7. When applying the splint, use your hands to minimize movement.  Also, support the injury above and below when applying the splint on the extremity.  For stabilization purposes, apply a gentle traction to the limb.
8. Secure splint with straps by applying firm compression.
9. Again, check Pulse, Motor, Sensation (PMS), and capillary refill at a point distal to the site of injury.
10. Apply cold to the injured area and document time.  It should be noted that the injury can be X-rayed through some commonly utilized splinting equipment.

SUMMARY

The accurate documentation of injury and illness is essential in the process of providing quality health care to the athletic population.  Two styles of evaluation formats have been presented in this chapter - HOPS and SOAP.  There are a number of other formats, but these two provide the most common record documentation format. When treating injuries, the basic treatment protocol of protection, rest, ice, compression, elevation, and supports (PRICES) is a good rule to follow.  In all injury management protocols, make sure that you know the proper techniques and work within your knowledge base.
 

REFERENCES

American Academy of Orthopaedic Surgeons (1991).  Athletic Training and Sports Medicine.  Park Ridge, IL: AAOS.

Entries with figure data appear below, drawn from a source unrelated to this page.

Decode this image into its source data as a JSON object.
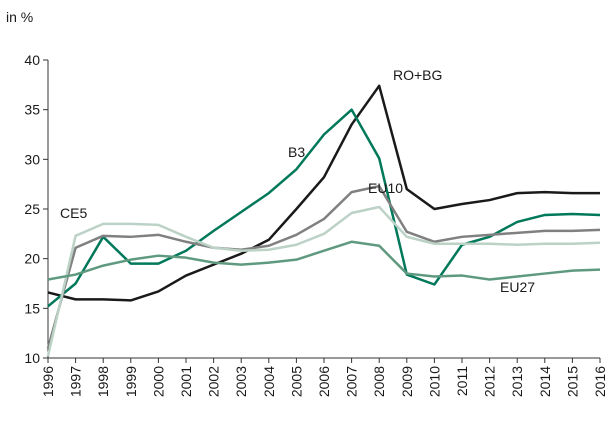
{
  "chart_data": {
    "type": "line",
    "y_axis_label": "in %",
    "categories": [
      "1996",
      "1997",
      "1998",
      "1999",
      "2000",
      "2001",
      "2002",
      "2003",
      "2004",
      "2005",
      "2006",
      "2007",
      "2008",
      "2009",
      "2010",
      "2011",
      "2012",
      "2013",
      "2014",
      "2015",
      "2016"
    ],
    "series": [
      {
        "name": "RO+BG",
        "color": "#1a1a1a",
        "values": [
          16.6,
          15.9,
          15.9,
          15.8,
          16.7,
          18.3,
          19.4,
          20.5,
          21.9,
          25.0,
          28.2,
          33.5,
          37.4,
          27.0,
          25.0,
          25.5,
          25.9,
          26.6,
          26.7,
          26.6,
          26.6
        ]
      },
      {
        "name": "B3",
        "color": "#00785a",
        "values": [
          15.2,
          17.5,
          22.2,
          19.5,
          19.5,
          20.8,
          22.8,
          24.7,
          26.6,
          29.0,
          32.5,
          35.0,
          30.1,
          18.4,
          17.4,
          21.4,
          22.2,
          23.7,
          24.4,
          24.5,
          24.4
        ]
      },
      {
        "name": "EU10",
        "color": "#808080",
        "values": [
          11.0,
          21.1,
          22.3,
          22.2,
          22.4,
          21.7,
          21.1,
          20.9,
          21.3,
          22.4,
          24.0,
          26.7,
          27.3,
          22.7,
          21.7,
          22.2,
          22.4,
          22.6,
          22.8,
          22.8,
          22.9
        ]
      },
      {
        "name": "CE5",
        "color": "#bcd2c7",
        "values": [
          10.2,
          22.3,
          23.5,
          23.5,
          23.4,
          22.2,
          21.1,
          20.8,
          20.9,
          21.4,
          22.5,
          24.6,
          25.2,
          22.2,
          21.5,
          21.5,
          21.5,
          21.4,
          21.5,
          21.5,
          21.6
        ]
      },
      {
        "name": "EU27",
        "color": "#5f9a80",
        "values": [
          17.9,
          18.4,
          19.3,
          19.9,
          20.3,
          20.1,
          19.6,
          19.4,
          19.6,
          19.9,
          20.8,
          21.7,
          21.3,
          18.5,
          18.2,
          18.3,
          17.9,
          18.2,
          18.5,
          18.8,
          18.9
        ]
      }
    ],
    "ylim": [
      10,
      40
    ],
    "yticks": [
      10,
      15,
      20,
      25,
      30,
      35,
      40
    ],
    "grid": false
  }
}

American Red Cross (1996) Responding to Emergencies (2nd ed.).  St. Louis: Mosby Lifeline.

Booher, J. & Thibodeau, G. (1994).  Athletic Injury Assessment.  St. Louis: Times Mirror/Mosby College.

Gonza, E. & Harrington, I. (1990).  Biomechanics of Musculoskeletal Injury.  Baltimore:  Williams & Wilkins.

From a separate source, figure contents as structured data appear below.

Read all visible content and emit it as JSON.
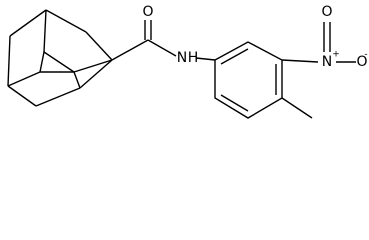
{
  "atoms": [
    {
      "label": "O"
    },
    {
      "label": "N"
    },
    {
      "label": "H"
    },
    {
      "label": "N",
      "charge": "+"
    },
    {
      "label": "O",
      "charge": "-"
    },
    {
      "label": "O"
    }
  ]
}
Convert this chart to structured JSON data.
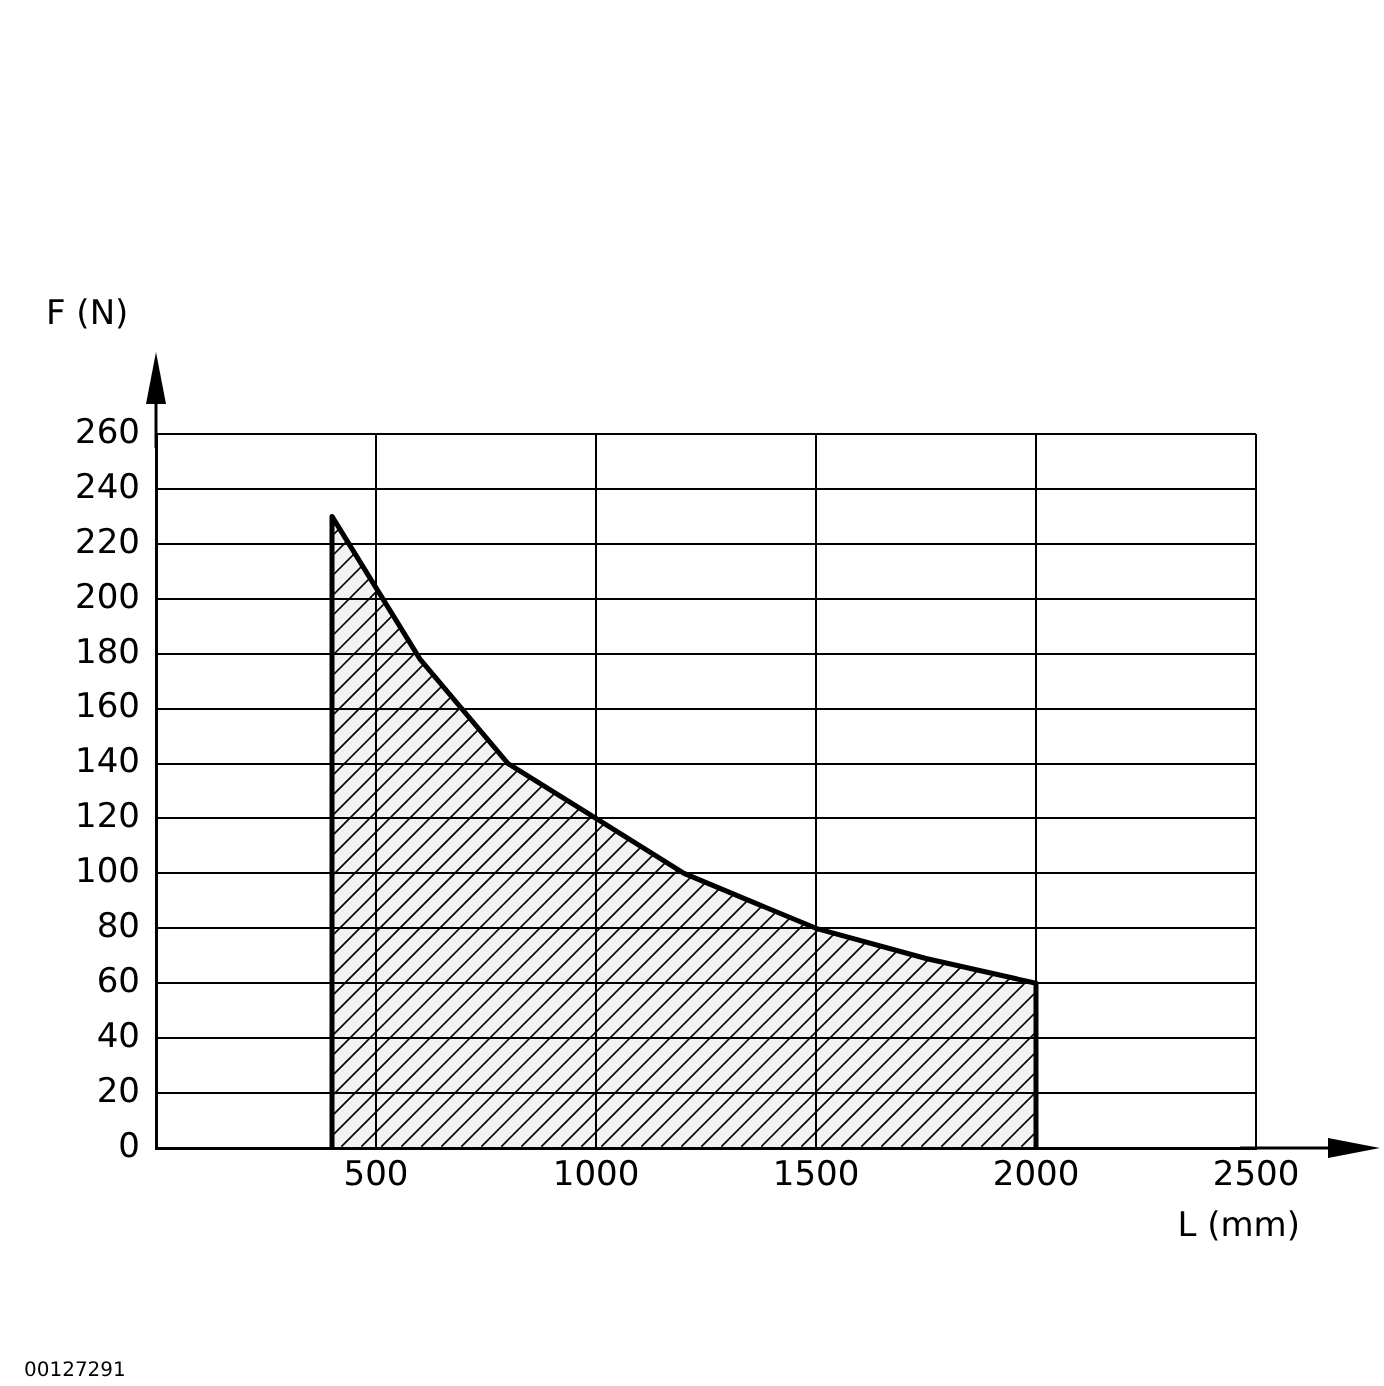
{
  "chart_data": {
    "type": "area",
    "xlabel": "L (mm)",
    "ylabel": "F (N)",
    "annotations": [
      "00127291"
    ],
    "x": [
      400,
      400,
      600,
      800,
      1000,
      1200,
      1500,
      1750,
      2000,
      2000
    ],
    "series": [
      {
        "color": "#000000",
        "values": [
          0,
          230,
          178,
          140,
          120,
          100,
          80,
          69,
          60,
          0
        ]
      }
    ],
    "xlim": [
      0,
      2500
    ],
    "xticks": [
      500,
      1000,
      1500,
      2000,
      2500
    ],
    "ylim": [
      0,
      260
    ],
    "yticks": [
      0,
      20,
      40,
      60,
      80,
      100,
      120,
      140,
      160,
      180,
      200,
      220,
      240,
      260
    ],
    "grid": true,
    "legend": false,
    "marker": "none",
    "line_style": "solid"
  }
}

Katch F. & Freedson, P. (1986).  Clinic in Sports Medicine (vol. 5).  Philadelphia:  W.B. Saunders.

Kettenbach, G. (1990) Writing S.O.A.P. Notes.  Philadelphia: F.A. Davis.

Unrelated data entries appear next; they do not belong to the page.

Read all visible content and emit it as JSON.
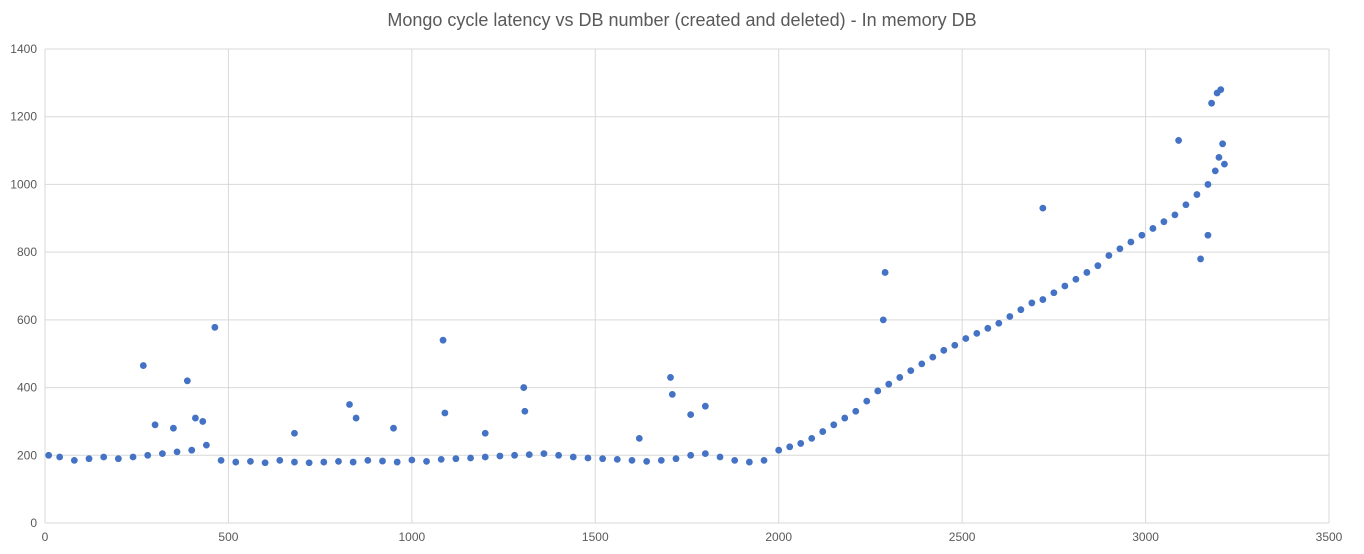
{
  "chart_data": {
    "type": "scatter",
    "title": "Mongo cycle latency vs DB number (created and deleted)  - In memory DB",
    "xlabel": "",
    "ylabel": "",
    "xlim": [
      0,
      3500
    ],
    "ylim": [
      0,
      1400
    ],
    "xticks": [
      0,
      500,
      1000,
      1500,
      2000,
      2500,
      3000,
      3500
    ],
    "yticks": [
      0,
      200,
      400,
      600,
      800,
      1000,
      1200,
      1400
    ],
    "grid": true,
    "legend": "none",
    "marker_color": "#4472C4",
    "gridline_color": "#D9D9D9",
    "series": [
      {
        "x": [
          10,
          40,
          80,
          120,
          160,
          200,
          240,
          280,
          320,
          360,
          400,
          440,
          480,
          520,
          560,
          600,
          640,
          680,
          720,
          760,
          800,
          840,
          880,
          920,
          960,
          1000,
          1040,
          1080,
          1120,
          1160,
          1200,
          1240,
          1280,
          1320,
          1360,
          1400,
          1440,
          1480,
          1520,
          1560,
          1600,
          1640,
          1680,
          1720,
          1760,
          1800,
          1840,
          1880,
          1920,
          1960,
          2000,
          2030,
          2060,
          2090,
          2120,
          2150,
          2180,
          2210,
          2240,
          2270,
          2300,
          2330,
          2360,
          2390,
          2420,
          2450,
          2480,
          2510,
          2540,
          2570,
          2600,
          2630,
          2660,
          2690,
          2720,
          2750,
          2780,
          2810,
          2840,
          2870,
          2900,
          2930,
          2960,
          2990,
          3020,
          3050,
          3080,
          3110,
          3140,
          3170,
          3190,
          3200,
          3210,
          3215,
          268,
          388,
          463,
          1085,
          1305,
          1705,
          1308,
          830,
          848,
          1090,
          1800,
          3195,
          3205,
          3180,
          2290,
          2720,
          2285,
          3090,
          3150,
          3170,
          300,
          350,
          410,
          430,
          1710,
          1760,
          950,
          680,
          1200,
          1620
        ],
        "y": [
          200,
          195,
          185,
          190,
          195,
          190,
          195,
          200,
          205,
          210,
          215,
          230,
          185,
          180,
          182,
          178,
          185,
          180,
          178,
          180,
          182,
          180,
          185,
          183,
          180,
          186,
          182,
          188,
          190,
          192,
          195,
          198,
          200,
          202,
          205,
          200,
          195,
          192,
          190,
          188,
          185,
          182,
          185,
          190,
          200,
          205,
          195,
          185,
          180,
          185,
          215,
          225,
          235,
          250,
          270,
          290,
          310,
          330,
          360,
          390,
          410,
          430,
          450,
          470,
          490,
          510,
          525,
          545,
          560,
          575,
          590,
          610,
          630,
          650,
          660,
          680,
          700,
          720,
          740,
          760,
          790,
          810,
          830,
          850,
          870,
          890,
          910,
          940,
          970,
          1000,
          1040,
          1080,
          1120,
          1060,
          465,
          420,
          578,
          540,
          400,
          430,
          330,
          350,
          310,
          325,
          345,
          1270,
          1280,
          1240,
          740,
          930,
          600,
          1130,
          780,
          850,
          290,
          280,
          310,
          300,
          380,
          320,
          280,
          265,
          265,
          250
        ]
      }
    ]
  }
}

Parcel, G. (1990)  Basic Emergency Care of the Sick and Injured. (4th ed.) St. Louis: Mosby.

Thibodeau G. & Patton, K.  (1996) Anatomy and Physiology (3rd ed.) St. Louis: Mosby.

 
 


 
 

Chapter 2 - Review Questions

Completion:

1. When palpating and performing assessment tests, always compare ______ by examining the uninvolved extremity first.
2. Physical inspection begins at the _____ step.
3. List the recommended treatment time for an ice bag: ______.
4. Compression should be accomplished by using an ______ wrap.
5. A student athletic trainer in a ______ ______ should never perform transportation of an injured athlete.

Short Answer:

1. What is the first step in the injury process?

2. Why are special tests performed?

3. How should a fracture be properly immobilized?

4. In injury evaluation, what do these terms mean?
    H O P  S

    S O A  P

5. What are the two major considerations in emergency evaluation?

6. What do the letters P.R.I.C.E.S. represent?

7. What are the four different types of splints?